7.3.33. logical_count
#
7.3.33.1. Summary#
Added in version 5.0.0.
logical_count
is a command that has only count feature in
logical_select. logical_select searches records from
multiple tables, outputs the number of matched records, outputs
columns of the matched records and so on. logical_count
only
searches records from multiple tables and output the number of matched
records.
logical_count
is useful when you just want the number of matched
records. You can use logical_count
and logical_range_filter
at once. You can show the first N matched records before you get the
number of matched records. If you use only logical_select, you
need to wait finishing all search.
You need to plugin_register sharding
plugin because
this command is included in sharding
plugin.
7.3.33.2. Syntax#
This command takes many parameters.
The required parameters are logical_table
and shard_key
. Other
parameters are optional:
logical_count
logical_table
shard_key
[min=null]
[min_border="include"]
[max=null]
[max_border="include"]
[filter=null]
[post_filter=null]
There are some parameters that can be only used as named parameters. You can’t use these parameters as ordered parameters. You must specify parameter name.
Here are parameters that can be only used as named parameters:
cache=no
Added in version 7.0.9: This command has the following named parameters for dynamic columns:
columns[${NAME}].stage=null
columns[${NAME}].flags=COLUMN_SCALAR
columns[${NAME}].type=null
columns[${NAME}].value=null
columns[${NAME}].window.sort_keys=null
columns[${NAME}].window.group_keys=null
You can use one or more alphabets, digits, _
for ${NAME}
. For
example, column1
is a valid ${NAME}
. This is the same rule as
normal column. See also name.
Parameters that have the same ${NAME}
are grouped.
For example, the following parameters specify one dynamic column:
--columns[name].stage initial
--columns[name].type UInt32
--columns[name].value 29
The following parameters specify two dynamic columns:
--columns[name1].stage initial
--columns[name1].type UInt32
--columns[name1].value 29
--columns[name2].stage initial
--columns[name2].type Float
--columns[name2].value '_score * 0.1'
7.3.33.3. Usage#
Let’s learn about usage with examples. This section shows many popular usages.
You need to register sharding
plugin because this command is
included in sharding
plugin.
Execution example:
plugin_register sharding
# [[0,1337566253.89858,0.000355720520019531],true]
Note that logical_count
is implemented as an experimental plugin, and the specification may be changed in the future.
Here is the simple example which shows how to use this feature. Let’s consider to count specified logs which are stored into multiple tables.
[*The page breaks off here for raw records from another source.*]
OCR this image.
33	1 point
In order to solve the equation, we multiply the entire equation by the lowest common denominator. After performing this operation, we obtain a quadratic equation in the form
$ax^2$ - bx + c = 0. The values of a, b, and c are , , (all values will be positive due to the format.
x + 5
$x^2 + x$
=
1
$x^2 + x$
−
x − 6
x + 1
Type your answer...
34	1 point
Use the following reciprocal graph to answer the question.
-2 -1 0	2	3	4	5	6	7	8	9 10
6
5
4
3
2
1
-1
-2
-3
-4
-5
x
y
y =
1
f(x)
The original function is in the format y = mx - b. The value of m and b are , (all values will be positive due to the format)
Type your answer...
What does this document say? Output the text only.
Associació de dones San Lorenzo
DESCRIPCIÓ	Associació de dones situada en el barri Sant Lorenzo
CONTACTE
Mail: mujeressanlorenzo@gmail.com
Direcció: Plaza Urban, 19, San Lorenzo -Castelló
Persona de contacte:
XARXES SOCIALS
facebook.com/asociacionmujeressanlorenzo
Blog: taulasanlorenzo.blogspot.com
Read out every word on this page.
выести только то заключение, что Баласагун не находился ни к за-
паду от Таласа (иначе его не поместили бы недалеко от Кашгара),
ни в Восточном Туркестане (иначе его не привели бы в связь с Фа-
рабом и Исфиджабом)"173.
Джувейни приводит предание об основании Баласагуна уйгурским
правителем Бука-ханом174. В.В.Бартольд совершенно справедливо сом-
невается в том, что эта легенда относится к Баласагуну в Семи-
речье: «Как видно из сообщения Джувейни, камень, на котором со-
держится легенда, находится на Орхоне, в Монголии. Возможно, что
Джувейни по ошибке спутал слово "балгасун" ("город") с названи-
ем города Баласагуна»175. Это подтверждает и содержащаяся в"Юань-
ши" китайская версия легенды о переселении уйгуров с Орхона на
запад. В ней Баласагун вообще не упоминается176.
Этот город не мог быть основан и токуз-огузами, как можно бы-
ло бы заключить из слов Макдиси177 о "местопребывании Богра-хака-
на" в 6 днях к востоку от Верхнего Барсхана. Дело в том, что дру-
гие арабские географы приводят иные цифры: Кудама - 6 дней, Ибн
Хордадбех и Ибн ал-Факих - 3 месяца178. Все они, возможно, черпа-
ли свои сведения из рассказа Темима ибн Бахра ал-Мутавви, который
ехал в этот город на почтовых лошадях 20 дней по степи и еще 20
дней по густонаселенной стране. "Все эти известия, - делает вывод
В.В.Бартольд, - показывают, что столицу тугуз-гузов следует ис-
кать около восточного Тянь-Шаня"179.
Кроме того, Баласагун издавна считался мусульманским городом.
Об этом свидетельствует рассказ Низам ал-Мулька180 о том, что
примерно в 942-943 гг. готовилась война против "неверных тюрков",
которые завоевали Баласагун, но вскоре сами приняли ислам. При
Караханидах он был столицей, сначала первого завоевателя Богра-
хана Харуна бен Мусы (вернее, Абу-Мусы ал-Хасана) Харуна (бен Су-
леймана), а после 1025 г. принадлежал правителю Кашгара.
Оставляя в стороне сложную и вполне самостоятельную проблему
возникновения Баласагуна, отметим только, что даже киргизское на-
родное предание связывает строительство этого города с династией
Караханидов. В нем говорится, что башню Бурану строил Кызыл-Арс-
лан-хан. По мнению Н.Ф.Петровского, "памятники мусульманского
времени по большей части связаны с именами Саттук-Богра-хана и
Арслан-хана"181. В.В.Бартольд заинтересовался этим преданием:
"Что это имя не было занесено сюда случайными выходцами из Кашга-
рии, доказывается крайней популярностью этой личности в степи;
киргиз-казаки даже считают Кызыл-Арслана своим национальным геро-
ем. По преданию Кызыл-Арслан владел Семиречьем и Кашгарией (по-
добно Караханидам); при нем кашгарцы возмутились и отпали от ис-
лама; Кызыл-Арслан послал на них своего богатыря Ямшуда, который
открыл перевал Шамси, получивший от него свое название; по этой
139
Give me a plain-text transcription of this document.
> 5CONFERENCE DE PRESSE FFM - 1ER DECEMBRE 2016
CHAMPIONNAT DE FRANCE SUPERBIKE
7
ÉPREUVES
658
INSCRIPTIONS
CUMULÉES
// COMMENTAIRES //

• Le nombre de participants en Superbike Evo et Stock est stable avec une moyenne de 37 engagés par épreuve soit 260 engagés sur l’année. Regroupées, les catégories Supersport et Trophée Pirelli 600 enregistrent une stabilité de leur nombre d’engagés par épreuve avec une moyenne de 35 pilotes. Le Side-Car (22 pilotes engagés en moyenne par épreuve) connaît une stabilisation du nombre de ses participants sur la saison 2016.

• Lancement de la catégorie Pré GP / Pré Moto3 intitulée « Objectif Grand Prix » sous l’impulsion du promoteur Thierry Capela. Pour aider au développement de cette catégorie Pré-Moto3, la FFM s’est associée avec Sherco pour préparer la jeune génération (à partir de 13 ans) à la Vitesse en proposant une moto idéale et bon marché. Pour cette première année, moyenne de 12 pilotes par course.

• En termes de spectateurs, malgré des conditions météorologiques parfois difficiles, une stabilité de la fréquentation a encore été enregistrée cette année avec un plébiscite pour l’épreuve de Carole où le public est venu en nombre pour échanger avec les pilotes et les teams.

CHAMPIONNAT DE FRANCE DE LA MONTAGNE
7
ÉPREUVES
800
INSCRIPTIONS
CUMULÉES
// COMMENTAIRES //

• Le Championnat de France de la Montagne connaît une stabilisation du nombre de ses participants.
Here are a schema definition and sample data to show usage.
Execution example:
table_create Entries_20150708 TABLE_HASH_KEY ShortText
# [[0,1337566253.89858,0.000355720520019531],true]
column_create Entries_20150708 created_at COLUMN_SCALAR Time
# [[0,1337566253.89858,0.000355720520019531],true]
column_create Entries_20150708 content COLUMN_SCALAR Text
# [[0,1337566253.89858,0.000355720520019531],true]
column_create Entries_20150708 n_likes COLUMN_SCALAR UInt32
# [[0,1337566253.89858,0.000355720520019531],true]
column_create Entries_20150708 tag COLUMN_SCALAR ShortText
# [[0,1337566253.89858,0.000355720520019531],true]
table_create Entries_20150709 TABLE_HASH_KEY ShortText
# [[0,1337566253.89858,0.000355720520019531],true]
column_create Entries_20150709 created_at COLUMN_SCALAR Time
# [[0,1337566253.89858,0.000355720520019531],true]
column_create Entries_20150709 content COLUMN_SCALAR Text
# [[0,1337566253.89858,0.000355720520019531],true]
column_create Entries_20150709 n_likes COLUMN_SCALAR UInt32
# [[0,1337566253.89858,0.000355720520019531],true]
column_create Entries_20150709 tag COLUMN_SCALAR ShortText
# [[0,1337566253.89858,0.000355720520019531],true]
table_create Terms TABLE_PAT_KEY ShortText \
--default_tokenizer TokenBigram \
--normalizer NormalizerAuto
# [[0,1337566253.89858,0.000355720520019531],true]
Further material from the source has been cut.